Alonzo Highsmith

No. 45, 59
- Position: Linebacker

Personal information
- Born: November 21, 1989 (age 36) Brooksville, Florida, U.S.
- Listed height: 6 ft 1 in (1.85 m)
- Listed weight: 233 lb (106 kg)

Career information
- High school: Missouri City (TX) Hightower
- College: Arkansas
- NFL draft: 2013: undrafted

Career history

Playing
- Miami Dolphins (2013)*; Kansas City Chiefs (2014)*; Omaha Mammoths (2014); Washington Redskins (2015)*; Hudson Valley Fort (2015);
- * Offseason and/or practice squad member only

Coaching
- Willcox High School (2017–2020);

= Alonzo Highsmith Jr. =

American football player and coach (born 1989)

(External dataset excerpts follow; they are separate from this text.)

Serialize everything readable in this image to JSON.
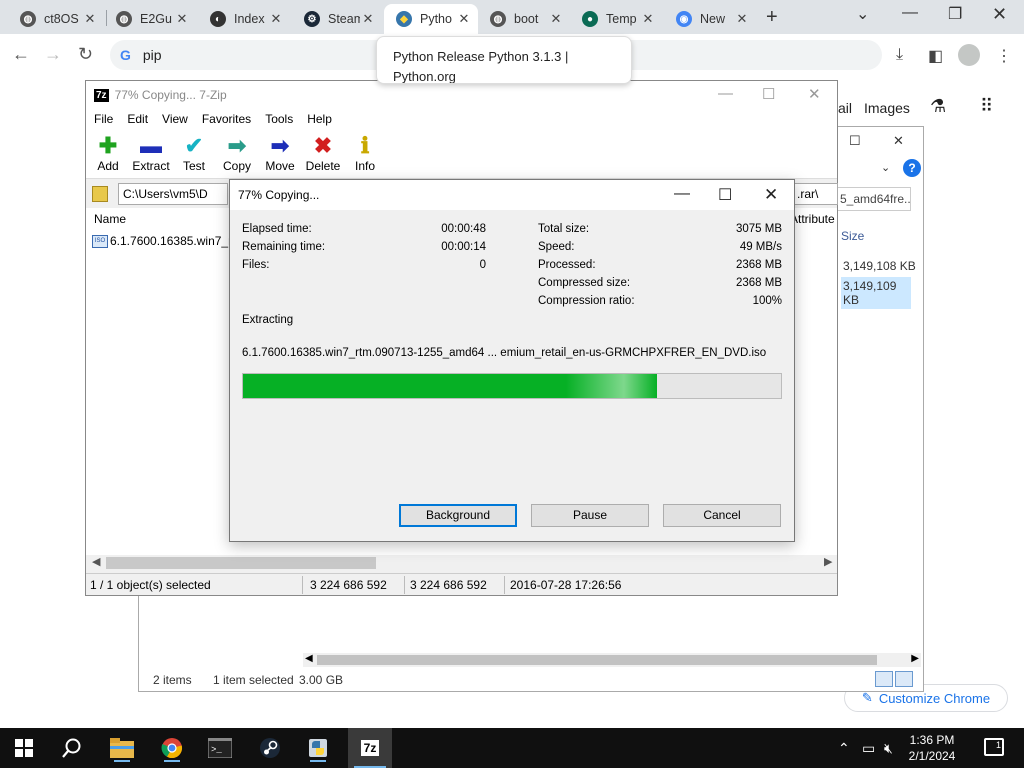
{
  "browser": {
    "tabs": [
      {
        "title": "ct8OS",
        "icon": "globe-icon"
      },
      {
        "title": "E2Gu",
        "icon": "globe-icon"
      },
      {
        "title": "Index",
        "icon": "eclipse-icon"
      },
      {
        "title": "Steam",
        "icon": "steam-icon"
      },
      {
        "title": "Pytho",
        "icon": "python-icon"
      },
      {
        "title": "boot",
        "icon": "globe-icon"
      },
      {
        "title": "Temp",
        "icon": "green-logo-icon"
      },
      {
        "title": "New",
        "icon": "chrome-icon"
      }
    ],
    "omnibox_text": "pip",
    "tooltip_text": "Python Release Python 3.1.3 | Python.org",
    "gbar": {
      "mail_partial": "ail",
      "images": "Images"
    },
    "customize_label": "Customize Chrome"
  },
  "explorer": {
    "address_partial": "5_amd64fre...",
    "col_size": "Size",
    "sizes": [
      "3,149,108 KB",
      "3,149,109 KB"
    ],
    "status": {
      "items": "2 items",
      "selected": "1 item selected",
      "size": "3.00 GB"
    }
  },
  "zip": {
    "title": "77% Copying... 7-Zip",
    "logo_text": "7z",
    "menu": [
      "File",
      "Edit",
      "View",
      "Favorites",
      "Tools",
      "Help"
    ],
    "toolbar": [
      {
        "label": "Add",
        "icon": "plus-icon",
        "color": "#1fa31f"
      },
      {
        "label": "Extract",
        "icon": "minus-icon",
        "color": "#1e2fb8"
      },
      {
        "label": "Test",
        "icon": "checkmark-icon",
        "color": "#17b3c4"
      },
      {
        "label": "Copy",
        "icon": "arrow-right-icon",
        "color": "#2a9c8a"
      },
      {
        "label": "Move",
        "icon": "arrow-right-icon",
        "color": "#1e2fb8"
      },
      {
        "label": "Delete",
        "icon": "x-icon",
        "color": "#d21f1f"
      },
      {
        "label": "Info",
        "icon": "info-icon",
        "color": "#c9a800"
      }
    ],
    "path": "C:\\Users\\vm5\\D",
    "path_right": ".rar\\",
    "col_name": "Name",
    "col_attr": "Attribute",
    "file_name": "6.1.7600.16385.win7_rtm",
    "status": {
      "selected": "1 / 1 object(s) selected",
      "size": "3 224 686 592",
      "packed": "3 224 686 592",
      "modified": "2016-07-28 17:26:56"
    }
  },
  "dialog": {
    "title": "77% Copying...",
    "left_stats": [
      {
        "label": "Elapsed time:",
        "value": "00:00:48"
      },
      {
        "label": "Remaining time:",
        "value": "00:00:14"
      },
      {
        "label": "Files:",
        "value": "0"
      }
    ],
    "right_stats": [
      {
        "label": "Total size:",
        "value": "3075 MB"
      },
      {
        "label": "Speed:",
        "value": "49 MB/s"
      },
      {
        "label": "Processed:",
        "value": "2368 MB"
      },
      {
        "label": "Compressed size:",
        "value": "2368 MB"
      },
      {
        "label": "Compression ratio:",
        "value": "100%"
      }
    ],
    "operation": "Extracting",
    "file": "6.1.7600.16385.win7_rtm.090713-1255_amd64 ... emium_retail_en-us-GRMCHPXFRER_EN_DVD.iso",
    "progress_percent": 77,
    "buttons": {
      "background": "Background",
      "pause": "Pause",
      "cancel": "Cancel"
    }
  },
  "taskbar": {
    "time": "1:36 PM",
    "date": "2/1/2024",
    "notification_count": "1"
  }
}
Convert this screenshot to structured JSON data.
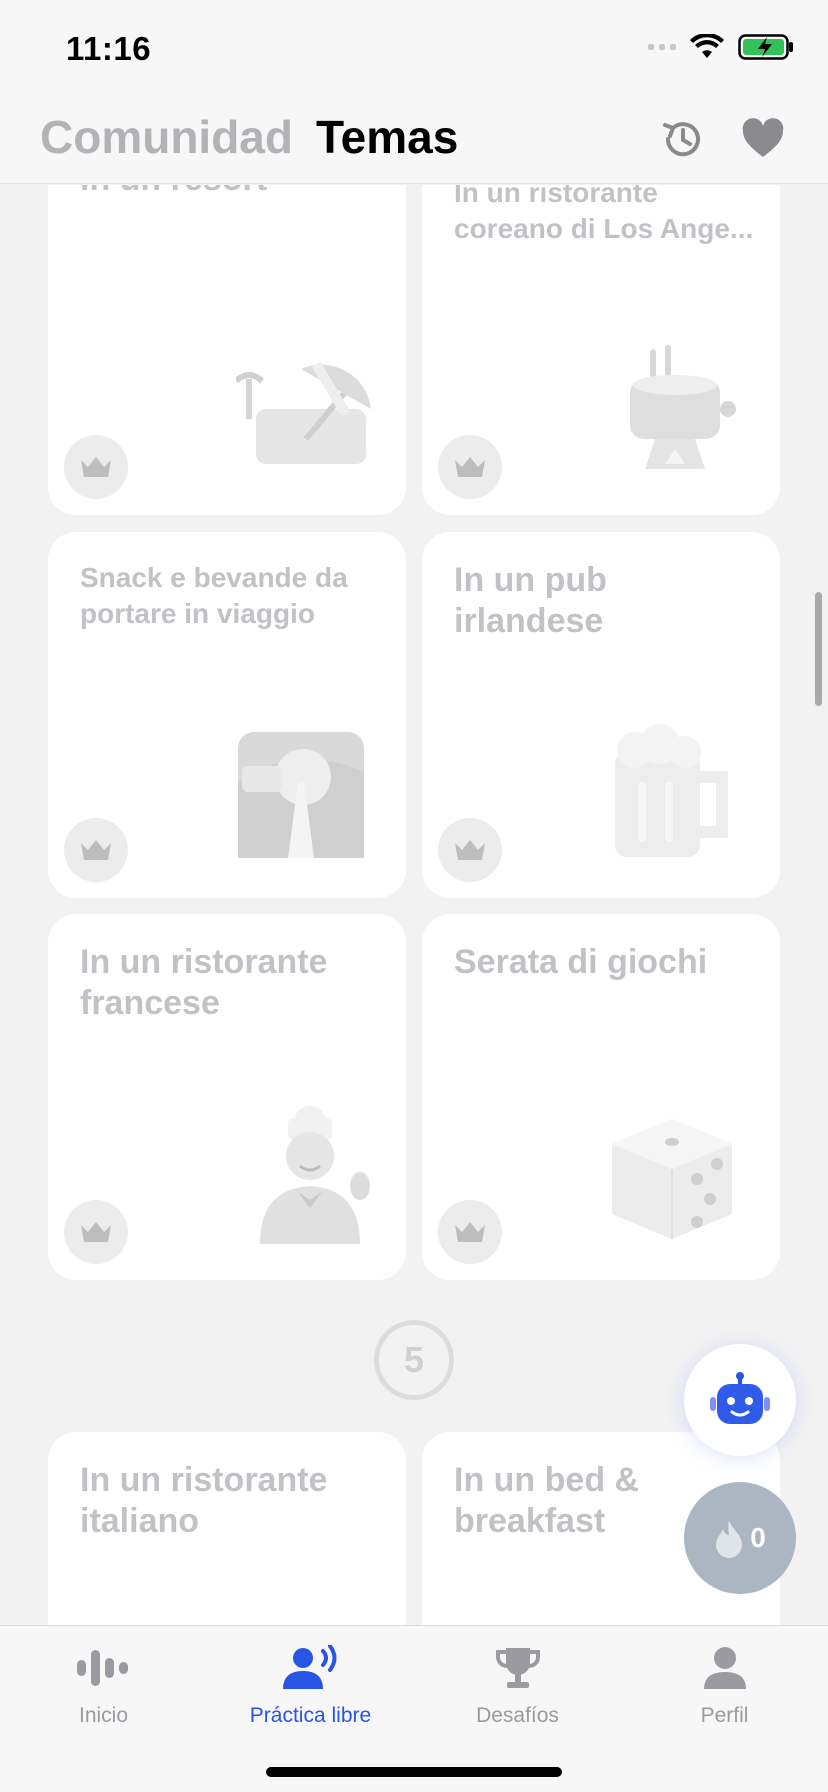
{
  "status_bar": {
    "time": "11:16"
  },
  "header": {
    "tabs": [
      {
        "label": "Comunidad",
        "active": false
      },
      {
        "label": "Temas",
        "active": true
      }
    ],
    "icons": [
      "history-icon",
      "heart-icon"
    ]
  },
  "cards": [
    {
      "title": "In un resort",
      "icon": "beach-umbrella-icon",
      "premium": true
    },
    {
      "title": "In un ristorante coreano di Los Ange...",
      "icon": "hot-pot-icon",
      "premium": true
    },
    {
      "title": "Snack e bevande da portare in viaggio",
      "icon": "road-trip-icon",
      "premium": true
    },
    {
      "title": "In un pub irlandese",
      "icon": "beer-mug-icon",
      "premium": true
    },
    {
      "title": "In un ristorante francese",
      "icon": "chef-icon",
      "premium": true
    },
    {
      "title": "Serata di giochi",
      "icon": "dice-icon",
      "premium": true
    },
    {
      "title": "In un ristorante italiano",
      "icon": "",
      "premium": true
    },
    {
      "title": "In un bed & breakfast",
      "icon": "",
      "premium": true
    }
  ],
  "section": {
    "number": "5"
  },
  "fab": {
    "streak_count": "0"
  },
  "tabbar": {
    "items": [
      {
        "label": "Inicio",
        "icon": "waveform-icon",
        "active": false
      },
      {
        "label": "Práctica libre",
        "icon": "speaking-person-icon",
        "active": true
      },
      {
        "label": "Desafíos",
        "icon": "trophy-icon",
        "active": false
      },
      {
        "label": "Perfil",
        "icon": "person-icon",
        "active": false
      }
    ]
  },
  "colors": {
    "accent": "#2756e6",
    "muted_text": "#c2c2c6",
    "background": "#f2f2f3"
  }
}
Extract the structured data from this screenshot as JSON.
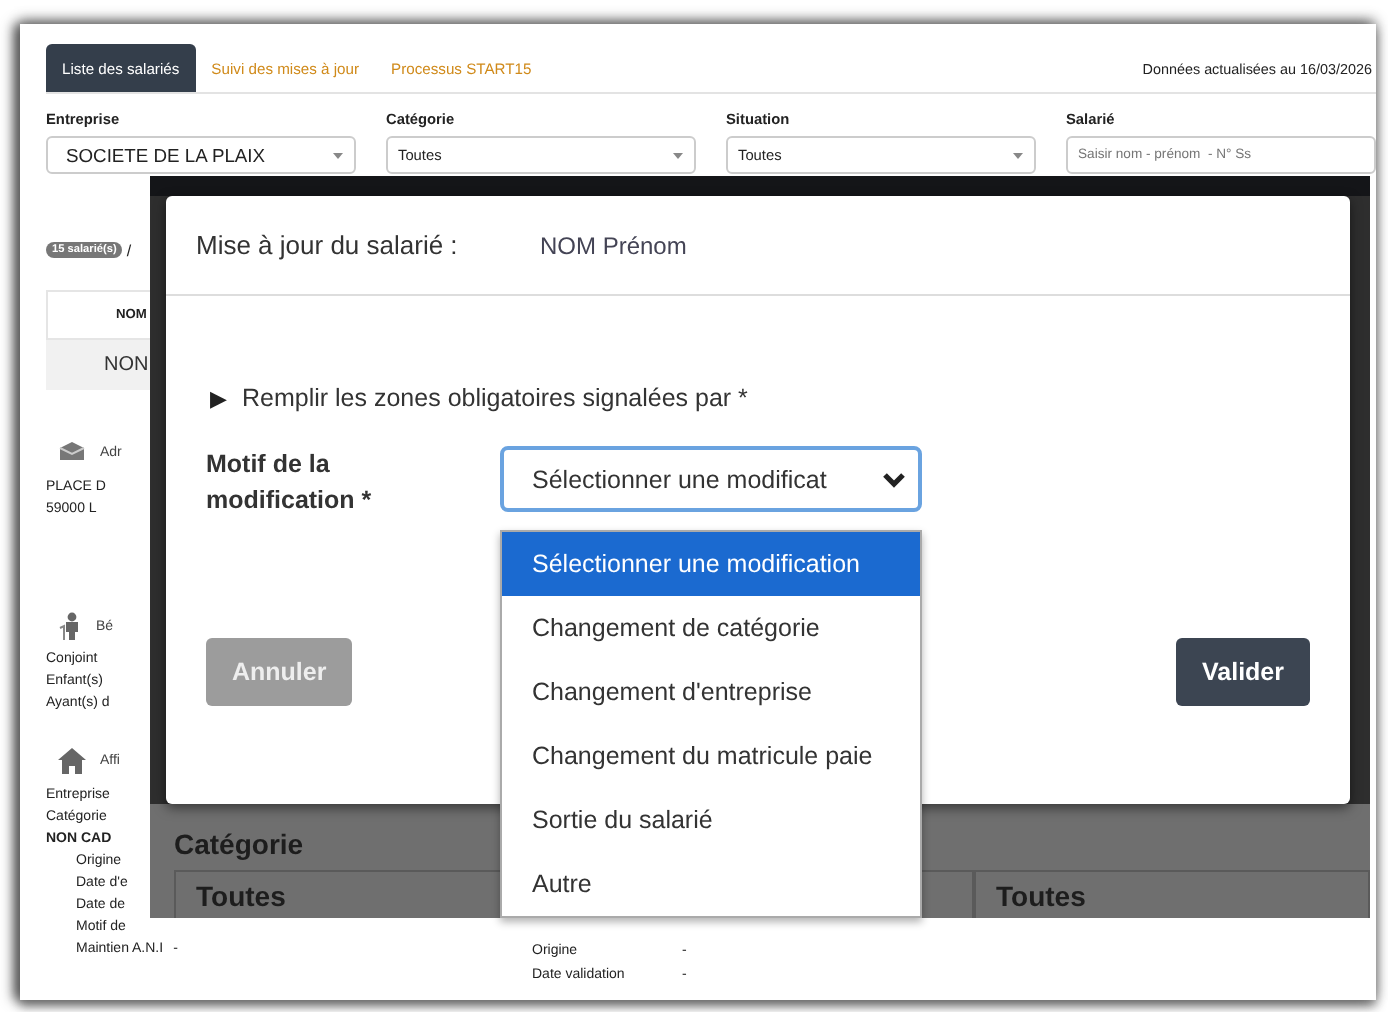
{
  "tabs": [
    {
      "label": "Liste des salariés",
      "selected": true
    },
    {
      "label": "Suivi des mises à jour",
      "selected": false
    },
    {
      "label": "Processus START15",
      "selected": false
    }
  ],
  "update_note": "Données actualisées au 16/03/2026",
  "filters": [
    {
      "kind": "select",
      "label": "Entreprise",
      "value": "SOCIETE DE LA PLAIX"
    },
    {
      "kind": "select",
      "label": "Catégorie",
      "value": "Toutes"
    },
    {
      "kind": "select",
      "label": "Situation",
      "value": "Toutes"
    },
    {
      "kind": "search",
      "label": "Salarié",
      "placeholder": "Saisir nom - prénom  - N° Ss"
    }
  ],
  "summary": {
    "badge": "15 salarié(s)",
    "separator": "/"
  },
  "table": {
    "column_1": "NOM",
    "cell": "NON"
  },
  "sections": [
    {
      "kind": "address",
      "title": "Adr",
      "lines": [
        {
          "kind": "plain",
          "text": "PLACE D"
        },
        {
          "kind": "plain",
          "text": "59000 L"
        }
      ]
    },
    {
      "kind": "person",
      "title": "Bé",
      "lines": [
        {
          "kind": "plain",
          "text": "Conjoint"
        },
        {
          "kind": "plain",
          "text": "Enfant(s)"
        },
        {
          "kind": "plain",
          "text": "Ayant(s) d"
        }
      ]
    },
    {
      "kind": "house",
      "title": "Affi",
      "lines": [
        {
          "kind": "plain",
          "text": "Entreprise"
        },
        {
          "kind": "plain",
          "text": "Catégorie"
        },
        {
          "kind": "heading",
          "text": "NON CAD"
        },
        {
          "kind": "sub",
          "text": "Origine"
        },
        {
          "kind": "sub",
          "text": "Date d'e"
        },
        {
          "kind": "sub",
          "text": "Date de"
        },
        {
          "kind": "sub",
          "text": "Motif de"
        },
        {
          "kind": "field",
          "text": "Maintien A.N.I",
          "value": "-"
        }
      ]
    }
  ],
  "details": [
    {
      "label": "Origine",
      "value": "-"
    },
    {
      "label": "Date validation",
      "value": "-"
    }
  ],
  "dimmed_form": {
    "label": "Catégorie",
    "selects": [
      "Toutes",
      "Toutes"
    ]
  },
  "modal": {
    "title": "Mise à jour du salarié :",
    "employee": "NOM Prénom",
    "hint_marker": "▶",
    "hint": "Remplir les zones obligatoires signalées par  *",
    "field_label": "Motif de la modification *",
    "select": {
      "value": "Sélectionner une modificat",
      "expanded": true
    },
    "options": [
      {
        "label": "Sélectionner une modification",
        "selected": true
      },
      {
        "label": "Changement de catégorie",
        "selected": false
      },
      {
        "label": "Changement d'entreprise",
        "selected": false
      },
      {
        "label": "Changement du matricule paie",
        "selected": false
      },
      {
        "label": "Sortie du salarié",
        "selected": false
      },
      {
        "label": "Autre",
        "selected": false
      }
    ],
    "buttons": [
      {
        "label": "Annuler",
        "disabled": true
      },
      {
        "label": "Valider",
        "disabled": false
      }
    ]
  }
}
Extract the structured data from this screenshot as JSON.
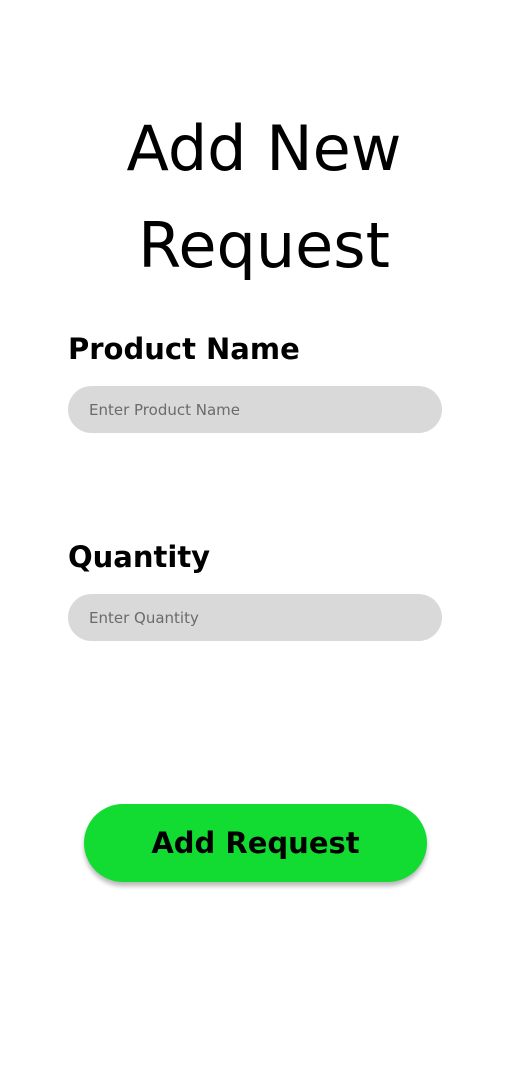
{
  "page": {
    "title_line1": "Add New",
    "title_line2": "Request"
  },
  "form": {
    "product_name": {
      "label": "Product Name",
      "placeholder": "Enter Product Name",
      "value": ""
    },
    "quantity": {
      "label": "Quantity",
      "placeholder": "Enter Quantity",
      "value": ""
    },
    "submit_label": "Add Request"
  },
  "colors": {
    "background": "#ffffff",
    "input_background": "#d9d9d9",
    "button_green": "#12dc31",
    "text": "#000000"
  }
}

Alonzo Jakeswic Highsmith Jr. (born November 21, 1989) is an American former football linebacker. He signed with the Miami Dolphins as an undrafted free agent in 2013. He played college football at Arkansas.

==College career==

===Phoenix College===
He attended the junior college Phoenix College. In 2010, he recorded 94 tackles, 79 of which were solo, and 12 of which were tackles for loss. In addition he achieved four quarterback sacks. During his time at Phoenix College he was selected as the NJCAA Region One co-Defensive Player of the Year and was also named the WSFL Defensive Player of the Year.

===Arkansas===
Following his sophomore year Highsmith transferred to the University of Arkansas. In his junior season, he started all 13 games for the Razorbacks, recording 80 tackles, 4.5 sacks, one forced fumble, one pass deflection and one interception.

== Professional career ==

Pre-draft measurables
| Height | Weight | Arm length | Hand span | Wingspan |
| 6 ft 0+1⁄4 in (1.84 m) | 234 lb (106 kg) | 33+1⁄4 in (0.84 m) | 9+1⁄8 in (0.23 m) | 6 ft 7+1⁄4 in (2.01 m) |
All values from Pro Day

===Miami Dolphins ===
On April 27, 2013, Highsmith signed with the Miami Dolphins as an undrafted free agent following the 2013 NFL draft. On August 23, 2013, he was waived by the Dolphins.

===Kansas City Chiefs===
On January 14, 2014, he signed with the Kansas City Chiefs to a reserve/future contract. On August 29, 2014, he was released by the Chiefs.

===Washington Redskins===
Highsmith Jr. signed with the Washington Redskins on May 18, 2015. He was waived on August 31.

==Coaching career==
In 2017, he became a football coach at Willcox High School.
In 2025, he was named the head coach for Youngker High School in Buckeye, Arizona.

==Personal life==
He is the son of former NFL running back Alonzo Highsmith. His brother is A.J. Highsmith, who currently is a personnel executive for the New England Patriots.